Sound easy? Now consider this: I knew I would have to describe endless snow and ice — to Minnesotans. And I would have to make people who prided themselves on surviving brutal winters feel a different level of cold.
I had no one to interview, so turned myself into my primary source. I drew on all my senses: How did the endless sun look in the sky? How many colors make up white? Did the air on my face sting like slivers of glass or scrape like sandpaper? How many steps did I have to walk before I could feel my toes, and how many more until they stopped burning? What was the smell when the cold eliminated all smell?
From the familiar to the exotic
Over time, I realized I was trying to find familiar things to describe the exotic. Yes, I used my senses. But then I leaned to simile and metaphor. The sun was like a hawk riding the thermals. The white of the ice carried shades of color, like the folds of a wedding gown under a chandelier. And the cold? A capricious partner. An indifferent host who hadn’t invited you in the first place. The underside of hell.

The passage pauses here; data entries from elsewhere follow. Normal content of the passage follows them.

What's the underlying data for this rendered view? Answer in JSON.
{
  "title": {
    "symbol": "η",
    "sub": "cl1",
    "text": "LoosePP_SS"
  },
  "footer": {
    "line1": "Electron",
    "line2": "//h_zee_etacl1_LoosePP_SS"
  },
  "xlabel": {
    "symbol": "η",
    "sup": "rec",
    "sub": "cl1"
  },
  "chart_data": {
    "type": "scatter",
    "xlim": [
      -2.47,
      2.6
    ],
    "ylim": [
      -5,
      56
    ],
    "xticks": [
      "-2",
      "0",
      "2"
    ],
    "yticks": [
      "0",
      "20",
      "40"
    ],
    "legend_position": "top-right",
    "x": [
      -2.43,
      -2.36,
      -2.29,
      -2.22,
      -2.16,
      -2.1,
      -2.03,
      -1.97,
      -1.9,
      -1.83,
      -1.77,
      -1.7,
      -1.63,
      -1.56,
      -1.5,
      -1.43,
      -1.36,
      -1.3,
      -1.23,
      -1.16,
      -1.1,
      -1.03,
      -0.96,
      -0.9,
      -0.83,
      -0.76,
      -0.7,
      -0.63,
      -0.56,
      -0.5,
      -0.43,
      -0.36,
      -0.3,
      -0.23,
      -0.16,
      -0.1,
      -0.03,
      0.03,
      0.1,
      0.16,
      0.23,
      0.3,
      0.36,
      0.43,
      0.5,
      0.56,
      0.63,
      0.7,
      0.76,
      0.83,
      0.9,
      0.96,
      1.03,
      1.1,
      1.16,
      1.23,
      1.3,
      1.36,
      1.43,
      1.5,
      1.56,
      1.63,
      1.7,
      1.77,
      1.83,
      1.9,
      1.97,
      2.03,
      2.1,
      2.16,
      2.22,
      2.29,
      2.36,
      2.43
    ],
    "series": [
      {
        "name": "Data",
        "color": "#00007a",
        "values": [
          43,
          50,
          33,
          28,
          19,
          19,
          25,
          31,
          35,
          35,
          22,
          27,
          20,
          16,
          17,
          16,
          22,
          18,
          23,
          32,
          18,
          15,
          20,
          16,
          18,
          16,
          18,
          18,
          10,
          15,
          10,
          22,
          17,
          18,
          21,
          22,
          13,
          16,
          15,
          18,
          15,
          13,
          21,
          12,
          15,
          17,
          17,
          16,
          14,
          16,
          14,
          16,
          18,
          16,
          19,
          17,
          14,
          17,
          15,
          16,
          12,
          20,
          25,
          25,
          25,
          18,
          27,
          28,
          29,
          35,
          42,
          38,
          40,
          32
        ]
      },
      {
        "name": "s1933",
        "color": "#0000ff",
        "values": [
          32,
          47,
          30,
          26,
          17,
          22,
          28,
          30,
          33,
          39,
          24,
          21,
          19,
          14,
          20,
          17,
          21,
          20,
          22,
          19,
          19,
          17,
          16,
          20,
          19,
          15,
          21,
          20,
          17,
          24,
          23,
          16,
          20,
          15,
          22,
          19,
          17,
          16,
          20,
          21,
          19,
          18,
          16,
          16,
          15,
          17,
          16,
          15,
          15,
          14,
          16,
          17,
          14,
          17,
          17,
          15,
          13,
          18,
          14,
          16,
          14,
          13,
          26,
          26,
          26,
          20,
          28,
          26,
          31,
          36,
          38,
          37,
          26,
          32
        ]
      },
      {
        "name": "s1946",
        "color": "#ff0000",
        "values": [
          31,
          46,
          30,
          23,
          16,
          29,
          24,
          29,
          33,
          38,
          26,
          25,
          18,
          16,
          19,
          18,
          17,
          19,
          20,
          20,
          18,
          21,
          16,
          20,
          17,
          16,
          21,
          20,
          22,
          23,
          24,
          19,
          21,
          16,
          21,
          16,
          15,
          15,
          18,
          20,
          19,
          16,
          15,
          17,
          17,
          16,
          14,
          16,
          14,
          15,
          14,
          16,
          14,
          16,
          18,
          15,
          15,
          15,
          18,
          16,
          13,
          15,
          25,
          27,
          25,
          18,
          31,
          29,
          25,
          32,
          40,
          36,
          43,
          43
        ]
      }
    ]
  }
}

I don’t remember if any of those comparisons made it in my eventual story. But they were part of a reporting process I held onto going forward. I tend to think in similar and metaphor anyway; a great editor once told me I used to much of it. But this trip made me conscious of the journalistic reporting rigor and writing power of metaphor. It’s a way to put the unknown within grasp, and to make the familiar exotic and new.
A new way to describe cold
I thought of this all again recently when I read “The Lighthouse Road,” the first of the Eide family trilogy by Peter Geye. The book is set along Minnesota’s North Shore and back in far north Norway. I spent my adult Wonder Bread years in Minnesota, and came to believe God — whoever he or she is — lives in Lake Superior, or at least summers there. I loved every word of Geye’s novels. But the pages that I dog-eared inevitably hold some metaphor that had me catch my breath and see in a new way — a way that made me think, Yes, that’s exactly how it is.
One of my favorite is a simple-seeming simile, in which Geye was also trying to get his readers to experience the cold. It is the winter of 1920 in Duluth. Our failed heroine, Rebecca, is pregnant and huddled in despair in an apartment while her besotted and much-younger husband tries to make a life that will work for them. When he is out for work one day, she dares leave the apartment to find a way out of her trapped existence.
It was the first time she’d left the brownstone in days, and the cold came biting like a small dog on the way back up the hill.
I spent much of my life in northern Wisconsin and northern Minnesota. I reported from frozen snowbanks and icy rivers, slept in the rough in Canada and Greenland and, yes, Antarctica. I felt, first-hand, the cold of a Lake Superior wind bullying its way up the hills of Duluth, where I had my second newspaper job.
And yet when I read Geye’s description, I felt it anew and perfectly — and wished I had thought of it myself.